What do Poland’s election results mean for Hungary?
After the election victory of the opposition forces in Poland it remains unclear how the change of government will be put into practice — or whether the defeated PiS will be able to cling to power. Regardless of the outcome in Poland, the defeat of the nationalist-populist forces there is already making waves in Budapest, where Viktor Orbán leads a similar regime. The press of both countries discuss Hungary’s prospects.
Potentially the end of the EU blockade
Orbán is losing his most important ally, Rzeczpospolita comments:
“The change of power in Warsaw will have a particular impact when it comes to the procedure under Article 7 of the EU Treaty. This provides that a country that persistently violates the rule of law can be deprived of its voting rights in the EU Council, provided all member states (except the one concerned) are in favour. For many years, however, Poland and Hungary have shielded each other from the punishing hand of the EU headquarters. This could now be coming to an end, despite the fact that the leader of the populist, nationalist Smer party, Robert Fico, is back in power in Slovakia.”

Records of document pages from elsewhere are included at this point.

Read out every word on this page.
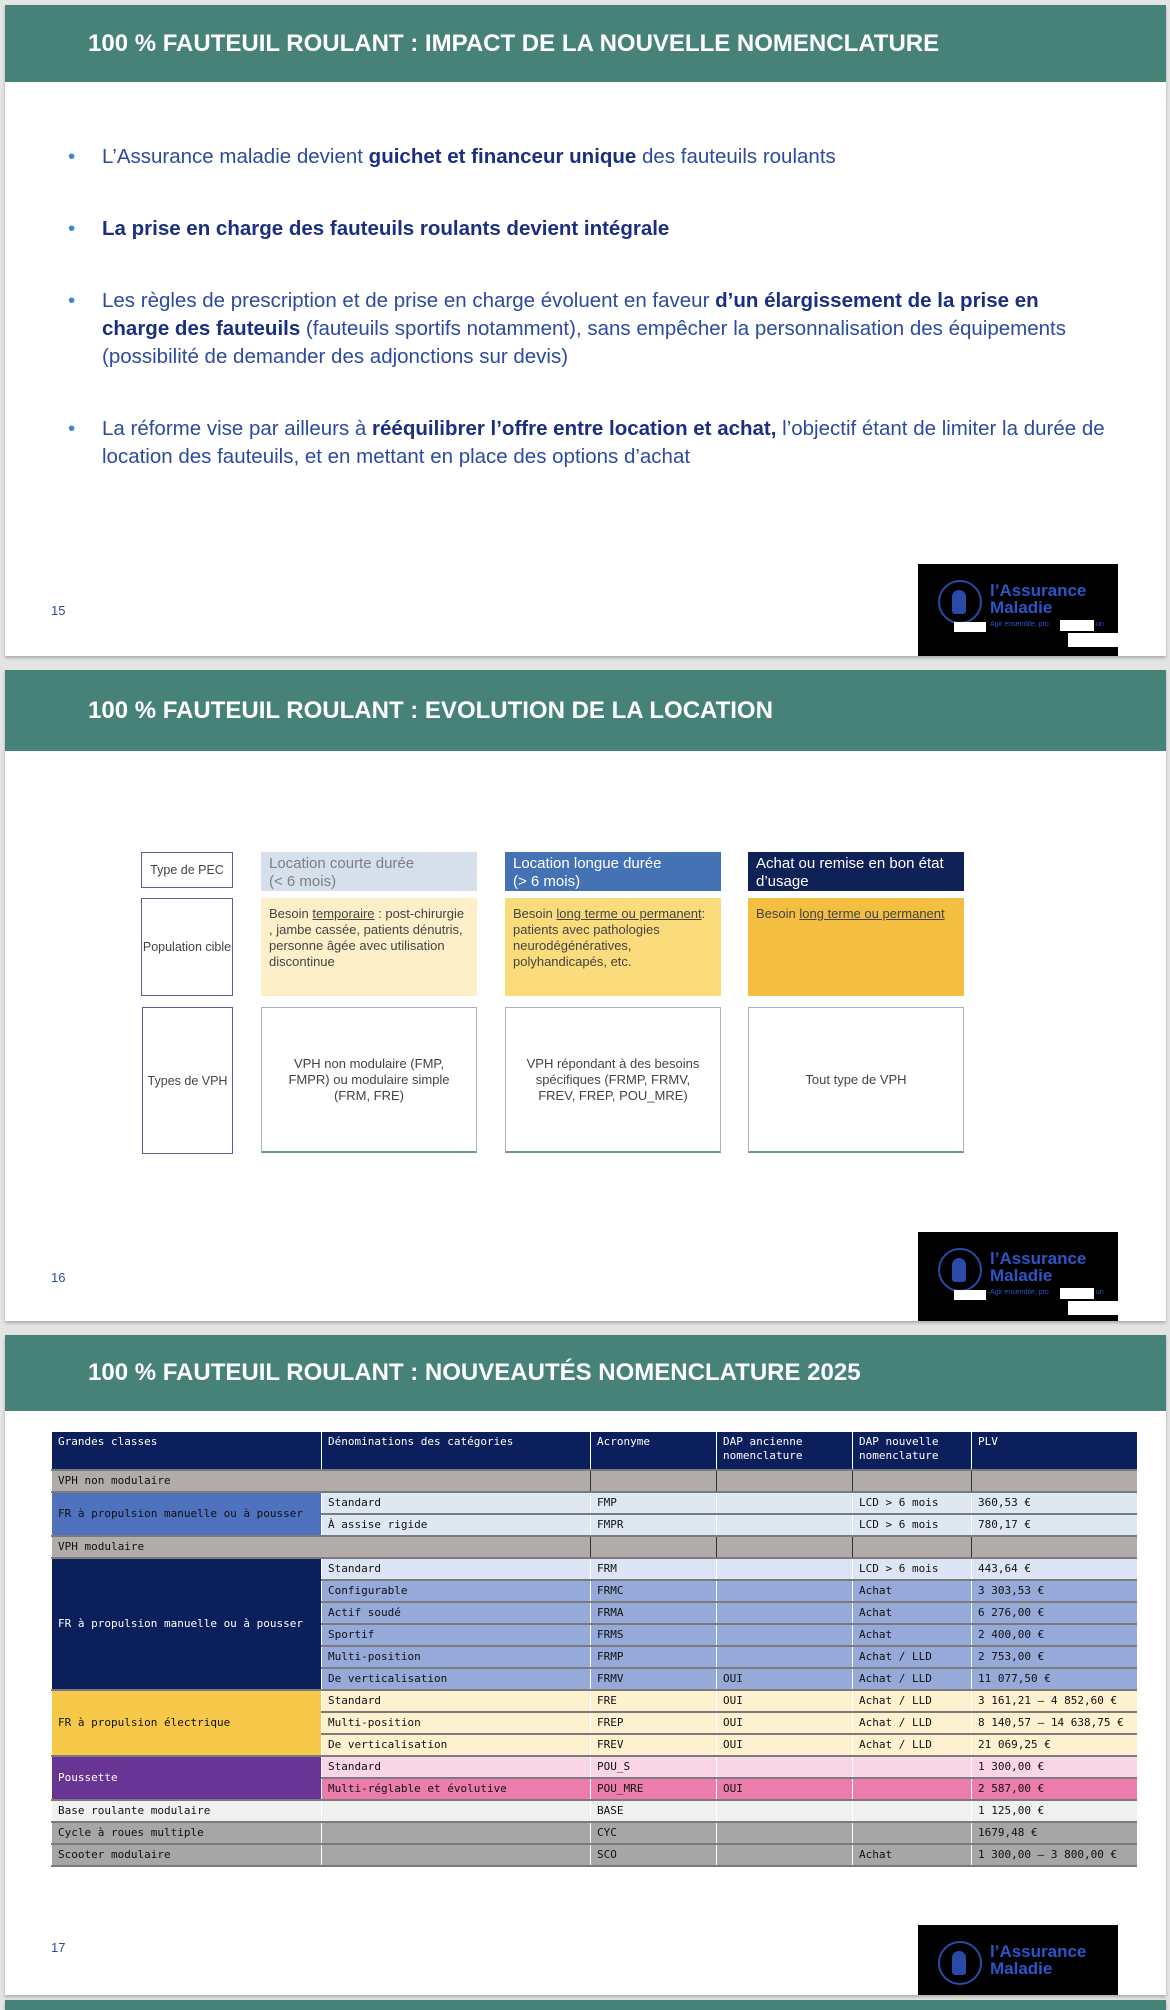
100 % FAUTEUIL ROULANT : IMPACT DE LA NOUVELLE NOMENCLATURE
• L’Assurance maladie devient guichet et financeur unique des fauteuils roulants
• La prise en charge des fauteuils roulants devient intégrale
• Les règles de prescription et de prise en charge évoluent en faveur d’un élargissement de la prise en charge des fauteuils (fauteuils sportifs notamment), sans empêcher la personnalisation des équipements (possibilité de demander des adjonctions sur devis)
• La réforme vise par ailleurs à rééquilibrer l’offre entre location et achat, l’objectif étant de limiter la durée de location des fauteuils, et en mettant en place des options d’achat
15
l’Assurance Maladie
Agir ensemble, pro	un
100 % FAUTEUIL ROULANT : EVOLUTION DE LA LOCATION
Type de PEC
Population cible
Types de VPH
Location courte durée
(< 6 mois)
Besoin temporaire : post-chirurgie , jambe cassée, patients dénutris, personne âgée avec utilisation discontinue
VPH non modulaire (FMP, FMPR) ou modulaire simple (FRM, FRE)
Location longue durée
(> 6 mois)
Besoin long terme ou permanent: patients avec pathologies neurodégénératives, polyhandicapés, etc.
VPH répondant à des besoins spécifiques (FRMP, FRMV, FREV, FREP, POU_MRE)
Achat ou remise en bon état d’usage
Besoin long terme ou permanent
Tout type de VPH
16
l’Assurance Maladie
Agir ensemble, pro	un
100 % FAUTEUIL ROULANT : NOUVEAUTÉS NOMENCLATURE 2025
Grandes classes	Dénominations des catégories	Acronyme	DAP ancienne nomenclature	DAP nouvelle nomenclature	PLV
VPH non modulaire					
FR à propulsion manuelle ou à pousser	Standard	FMP		LCD > 6 mois	360,53 €
	À assise rigide	FMPR		LCD > 6 mois	780,17 €
VPH modulaire					
FR à propulsion manuelle ou à pousser	Standard	FRM		LCD > 6 mois	443,64 €
	Configurable	FRMC		Achat	3 303,53 €
	Actif soudé	FRMA		Achat	6 276,00 €
	Sportif	FRMS		Achat	2 400,00 €
	Multi-position	FRMP		Achat / LLD	2 753,00 €
	De verticalisation	FRMV	OUI	Achat / LLD	11 077,50 €
FR à propulsion électrique	Standard	FRE	OUI	Achat / LLD	3 161,21 – 4 852,60 €
	Multi-position	FREP	OUI	Achat / LLD	8 140,57 – 14 638,75 €
	De verticalisation	FREV	OUI	Achat / LLD	21 069,25 €
Poussette	Standard	POU_S			1 300,00 €
	Multi-réglable et évolutive	POU_MRE	OUI		2 587,00 €
Base roulante modulaire		BASE			1 125,00 €
Cycle à roues multiple		CYC			1679,48 €
Scooter modulaire		SCO		Achat	1 300,00 – 3 800,00 €
17	l’Assurance Maladie
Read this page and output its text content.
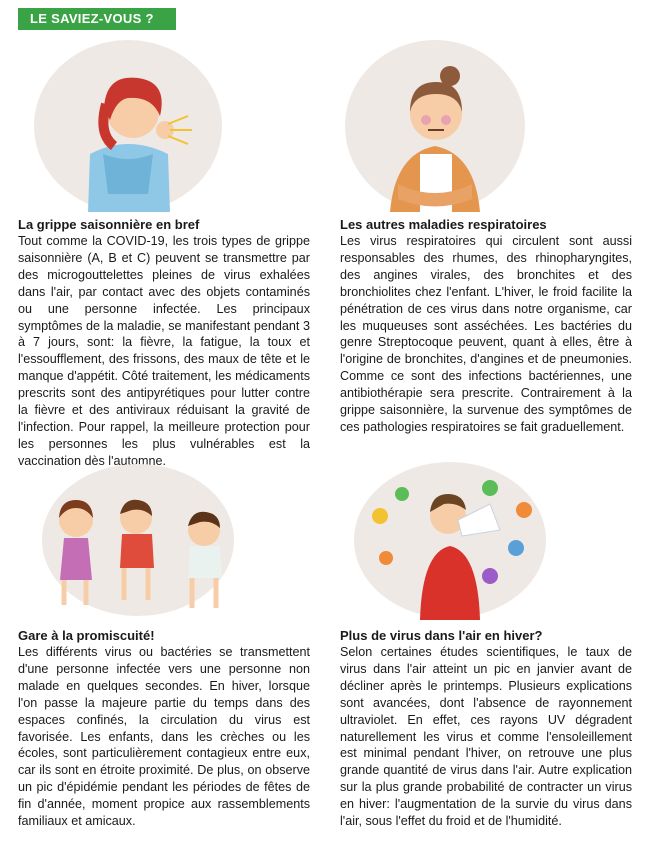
LE SAVIEZ-VOUS ?
La grippe saisonnière en bref

Tout comme la COVID-19, les trois types de grippe saisonnière (A, B et C) peuvent se transmettre par des microgouttelettes pleines de virus exhalées dans l'air, par contact avec des objets contaminés ou une personne infectée. Les principaux symptômes de la maladie, se manifestant pendant 3 à 7 jours, sont: la fièvre, la fatigue, la toux et l'essoufflement, des frissons, des maux de tête et le manque d'appétit. Côté traitement, les médicaments prescrits sont des antipyrétiques pour lutter contre la fièvre et des antiviraux réduisant la gravité de l'infection. Pour rappel, la meilleure protection pour les personnes les plus vulnérables est la vaccination dès l'automne.

Les autres maladies respiratoires

Les virus respiratoires qui circulent sont aussi responsables des rhumes, des rhinopharyngites, des angines virales, des bronchites et des bronchiolites chez l'enfant. L'hiver, le froid facilite la pénétration de ces virus dans notre organisme, car les muqueuses sont asséchées. Les bactéries du genre Streptocoque peuvent, quant à elles, être à l'origine de bronchites, d'angines et de pneumonies. Comme ce sont des infections bactériennes, une antibiothérapie sera prescrite. Contrairement à la grippe saisonnière, la survenue des symptômes de ces pathologies respiratoires se fait graduellement.

Gare à la promiscuité!

Les différents virus ou bactéries se transmettent d'une personne infectée vers une personne non malade en quelques secondes. En hiver, lorsque l'on passe la majeure partie du temps dans des espaces confinés, la circulation du virus est favorisée. Les enfants, dans les crèches ou les écoles, sont particulièrement contagieux entre eux, car ils sont en étroite proximité. De plus, on observe un pic d'épidémie pendant les périodes de fêtes de fin d'année, moment propice aux rassemblements familiaux et amicaux.

Plus de virus dans l'air en hiver?

Selon certaines études scientifiques, le taux de virus dans l'air atteint un pic en janvier avant de décliner après le printemps. Plusieurs explications sont avancées, dont l'absence de rayonnement ultraviolet. En effet, ces rayons UV dégradent naturellement les virus et comme l'ensoleillement est minimal pendant l'hiver, on retrouve une plus grande quantité de virus dans l'air. Autre explication sur la plus grande probabilité de contracter un virus en hiver: l'augmentation de la survie du virus dans l'air, sous l'effet du froid et de l'humidité.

Orbán seeking consolation in the East
If Poland returns to the European mainstream, Orbán will be left with only Eastern powers to lean on, Magyar Narancs predicts:
“On 15 October Orbán lost his last strong European ally — his ally in rabble-rousing, national egoism and favouring semi-dictatorial systems ... Orbán is alone. Regarding the question of what place he has in the EU after all this, he may have just found the answer: attending an event organised by the Chinese government celebrating China’s decade of global expansion — and as a highly esteemed guest at the Russian president’s residence in Beijing.”
Hungary is not lost yet
Marton Gergely, editor-in-chief of the Hungarian weekly HVG, writes in Gazeta Wyborcza:
“The biggest problem in Hungarian politics is that those who want change don’t believe it can be achieved. The public has become apathetic, trying to play for time and cover up the coming darkness with jokes. The elections in Poland were watched in Budapest as if the Hungarians themselves were going to the polls. It was said that there was no chance of change because propaganda always wins, because hatred is stronger. My compatriots dismissed in advance the idea that Poland could break free of the populism trap. All the more reason for many of us to be glad that the Poles have proven the opposite. ... Because what happens in Poland also reaches Hungary.”
No cosying up to the nationalists
The Hungarian opposition can learn something from the Poles, writes former Socialist politician Ildikó Lendvai in Népszava:
“It would be a sin not to take advantage of the example set by the Polish elections. Even if it cannot be followed automatically. It is worth noting that the Tusk-led opposition did not necessarily hope to attract the regime’s supporters, but to mobilise the hitherto passive victims — especially young people with European ties, city dwellers, people with higher education and women — and unite them in one camp.”